Ce qu'on ne souligne toutefois pas suffisamment, c'est que l'économie
de marché a toujours fourni plusieurs incitatifs pour transformer
la plupart des rebuts en ressources. Il suffit de consulter certains ouvrages
publiés au début du siècle avec des titres comme Millions
from Waste, By-Products in the Packing Industry et The Recovery
and Use of Industrial and Other Waste pour s'en convaincre. En fait,
on trouve même des textes remontant à l'Empire romain traitant
de recyclage.(1) |
La propension à recycler dans une économie de marché
s'explique par trois facteurs: la valeur de certains résidus est
souvent nulle pour leurs producteurs; les résidus sont des matières
premières ayant déjà subies plusieurs transformations,
ce qui limite le coût des investissement nécessaires pour
les transformer en intrants utiles; les résidus sont ordinairement
produits beaucoup plus près de leurs utilisateurs potentiels que
les matières premières, ce qui permet d'amoindrir considérablement
les coûts de transport.
Comme nous l'avons toutefois mentionné dans des chroniques antérieures,
une portion notable de déchets industriels n'est pas recyclée
en raison de l'intervention gouvernementale dans le processus de marché,
notamment en ce a trait à la mauvaise définition des droits
de propriété et à la distortion systématique
du système des prix.
La réglementation environnementale contemporaine a également
considérablement réduit la réutilisation potentielle
de résidus industriels. Il suffit pour s'en convaincre de voir comment
la définition de « déchet » dans
la législation contemporaine peut mettre des bâtons dans les
roues des producteurs soucieux de réduire leur volume de résidus.
On peut ainsi les regrouper en cinq grandes catégories:
1) les déchets sont des matériaux
issus d'un processus manufacturier qui ne sont pas directement utilisés
dans un autre processus;
2) les déchets sont des matériaux
issus d'un processus manufacturier pour lesquels le producteur n'envisage
aucun autre usage au sein de son entreprise;
3) les déchets sont des matériaux
issus d'un processus manufacturier devant être détruits;
4) les déchets sont des matériaux
issus d'un processus manufacturier qui sont relâchés dans
l'environnement;
5) les déchets n'existent pas, il n'y
a que des résidus devant être identifiés afin de leur
trouver un nouvel usage.
Le principal problème de l'approche légaliste (définitions
1 à 4) est qu'elle a été élaborée par
des législateurs n'envisageant qu'une dimension du phénomène
à la fois. Il est donc souvent très difficile de faire quoi
que ce soit avec un résidu dès qu'il a été
qualifié de « déchet ». La mention
« déchet toxique » vient quant
à elle tuer dans l'oeuf l'idée même de réutiliser
un sous-produit. L'ironie de la chose, c'est que l'on trouve des composés
chimiques en vente libre qui sont tout à fait identiques à
certains déchets toxiques. La différence entre les deux,
c'est que l'un n'est pas un résidu, mais que l'autre a été
temporairement mis de côté lors du processus de production.

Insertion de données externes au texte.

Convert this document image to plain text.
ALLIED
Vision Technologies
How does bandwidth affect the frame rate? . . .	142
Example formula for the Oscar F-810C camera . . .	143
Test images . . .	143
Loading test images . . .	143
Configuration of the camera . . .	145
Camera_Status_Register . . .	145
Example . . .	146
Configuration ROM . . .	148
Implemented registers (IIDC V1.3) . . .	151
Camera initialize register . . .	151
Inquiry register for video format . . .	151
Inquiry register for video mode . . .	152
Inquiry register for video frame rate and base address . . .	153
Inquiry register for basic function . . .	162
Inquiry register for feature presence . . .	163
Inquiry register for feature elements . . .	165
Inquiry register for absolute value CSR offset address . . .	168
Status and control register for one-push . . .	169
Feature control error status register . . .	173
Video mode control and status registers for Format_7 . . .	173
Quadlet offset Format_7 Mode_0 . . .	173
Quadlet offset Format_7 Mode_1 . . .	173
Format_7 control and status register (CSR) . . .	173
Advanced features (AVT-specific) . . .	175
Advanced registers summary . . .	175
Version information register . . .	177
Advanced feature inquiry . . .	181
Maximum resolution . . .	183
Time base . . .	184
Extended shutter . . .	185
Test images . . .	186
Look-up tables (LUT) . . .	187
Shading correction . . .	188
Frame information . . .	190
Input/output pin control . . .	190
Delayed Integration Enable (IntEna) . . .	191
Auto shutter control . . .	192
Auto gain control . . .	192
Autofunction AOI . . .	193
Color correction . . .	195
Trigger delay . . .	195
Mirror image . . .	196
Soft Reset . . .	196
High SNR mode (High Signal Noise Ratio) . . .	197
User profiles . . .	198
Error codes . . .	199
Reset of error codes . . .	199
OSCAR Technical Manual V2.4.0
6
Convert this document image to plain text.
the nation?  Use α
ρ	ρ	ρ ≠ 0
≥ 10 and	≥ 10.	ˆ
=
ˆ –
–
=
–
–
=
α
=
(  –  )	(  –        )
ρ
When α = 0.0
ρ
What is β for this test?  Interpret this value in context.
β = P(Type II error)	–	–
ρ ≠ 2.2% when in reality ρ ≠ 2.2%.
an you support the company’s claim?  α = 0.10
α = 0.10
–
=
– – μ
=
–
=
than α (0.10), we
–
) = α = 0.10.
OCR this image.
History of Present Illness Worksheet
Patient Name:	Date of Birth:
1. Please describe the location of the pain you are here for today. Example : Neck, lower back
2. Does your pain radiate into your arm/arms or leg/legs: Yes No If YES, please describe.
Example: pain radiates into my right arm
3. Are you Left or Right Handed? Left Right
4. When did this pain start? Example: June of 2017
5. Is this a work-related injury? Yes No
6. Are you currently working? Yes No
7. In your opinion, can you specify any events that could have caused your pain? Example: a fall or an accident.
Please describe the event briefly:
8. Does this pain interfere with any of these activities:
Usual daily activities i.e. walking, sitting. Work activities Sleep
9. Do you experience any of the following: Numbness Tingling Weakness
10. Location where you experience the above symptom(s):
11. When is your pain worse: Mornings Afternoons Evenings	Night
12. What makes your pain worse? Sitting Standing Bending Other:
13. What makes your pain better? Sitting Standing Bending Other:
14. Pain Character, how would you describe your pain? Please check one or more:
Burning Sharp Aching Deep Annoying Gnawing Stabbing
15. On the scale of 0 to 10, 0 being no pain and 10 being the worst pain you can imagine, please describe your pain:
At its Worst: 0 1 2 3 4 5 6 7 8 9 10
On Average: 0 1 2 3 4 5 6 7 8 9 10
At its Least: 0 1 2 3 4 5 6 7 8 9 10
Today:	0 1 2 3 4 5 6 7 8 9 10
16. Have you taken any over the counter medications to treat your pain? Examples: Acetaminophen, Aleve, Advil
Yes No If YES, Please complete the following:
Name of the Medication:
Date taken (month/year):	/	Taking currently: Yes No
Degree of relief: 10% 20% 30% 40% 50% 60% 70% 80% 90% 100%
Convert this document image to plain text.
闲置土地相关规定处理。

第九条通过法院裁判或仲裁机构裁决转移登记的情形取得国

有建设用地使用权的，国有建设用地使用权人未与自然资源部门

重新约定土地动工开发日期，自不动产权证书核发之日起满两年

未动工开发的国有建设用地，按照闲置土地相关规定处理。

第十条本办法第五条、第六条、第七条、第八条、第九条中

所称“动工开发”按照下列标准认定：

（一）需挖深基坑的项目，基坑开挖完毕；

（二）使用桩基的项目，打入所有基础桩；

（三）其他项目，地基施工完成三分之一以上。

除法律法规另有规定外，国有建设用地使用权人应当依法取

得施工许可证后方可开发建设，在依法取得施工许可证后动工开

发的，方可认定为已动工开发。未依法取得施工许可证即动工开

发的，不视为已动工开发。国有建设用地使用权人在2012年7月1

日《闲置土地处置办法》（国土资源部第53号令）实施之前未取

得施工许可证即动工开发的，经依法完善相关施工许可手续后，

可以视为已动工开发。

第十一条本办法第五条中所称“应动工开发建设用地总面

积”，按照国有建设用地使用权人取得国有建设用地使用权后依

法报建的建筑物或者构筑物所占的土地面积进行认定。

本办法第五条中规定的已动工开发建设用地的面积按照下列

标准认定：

L'un sera donc utilisé dans un procédé de fabrication,
tandis que l'autre devra être détruit ou enfoui aux frais
de son propriétaire.
Un exemple tiré de l'expérience américaine illustre
bien l'absurdité de cette approche. C'est ainsi que si l'on verse
un solvant sur une machine et qu'on l'essuie ensuite avec un chiffon, ce
dernier devient un déchet toxique. Si par contre on asperge d'abord
le chiffon avec le solvant et qu'on l'utilise ensuite pour essuyer la machine,
il n'est pas considéré comme un déchet toxique. La
différence est que dans le premier cas le solvant est considéré
comme ayant été « émis »
par la machine, mais pas dans le second. Cet exemple est évidemment
extrême, mais il illustre bien les aléas de l'approche réglementaire.
Le problème, c'est que la réglementation contemporaine établit
une foule de barrières tout à fait arbitraires, allant de
l'obligation d'utiliser des produits neufs à certains standards
n'autorisant l'utilisation que de certains produits alors que des substituts
recyclés pourraient convenir.
La législation environnementale est dispendieuse — plus de 130
milliards $ annuellement aux États-Unis seulement — et ses
principaux résultats ont jusqu'à maintenant été
de hausser le coût des produits facturés aux consommateurs
tout en augmentant la pollution. Une alternative basée sur la liberté
de commerce et les droits de propriété serait beaucoup plus
flexible et efficace. Le capitalisme est donc une bien meilleure avenue
vers le développement durable que les politiques des ministères
de l'Environnement.
(1) F. Talbot, Millions from
Waste, Lippincott & Co., 1920; R.A. Clemen, By-Products in the
Packing Industry,
University of Chicago Press, 1927; J. B. Kershaw, The Recovery and Use
of Industrial and Other Waste, Benn., 1928.
On trouve également d'excellents ouvrages français sur le
sujet, notamment: Gérard Bertolini,
Rebuts ou ressources? La
socio-économie du déchet, Éditions Ententes, 1978;
Gérard Bertolini,
Le marché des ordures. Économie et gestion des déchets
ménagers, L'Harmattan,
1990;
Catherine de Silguy, La saga des ordures du Moyen âge à
nos jours, L'instant, 1989.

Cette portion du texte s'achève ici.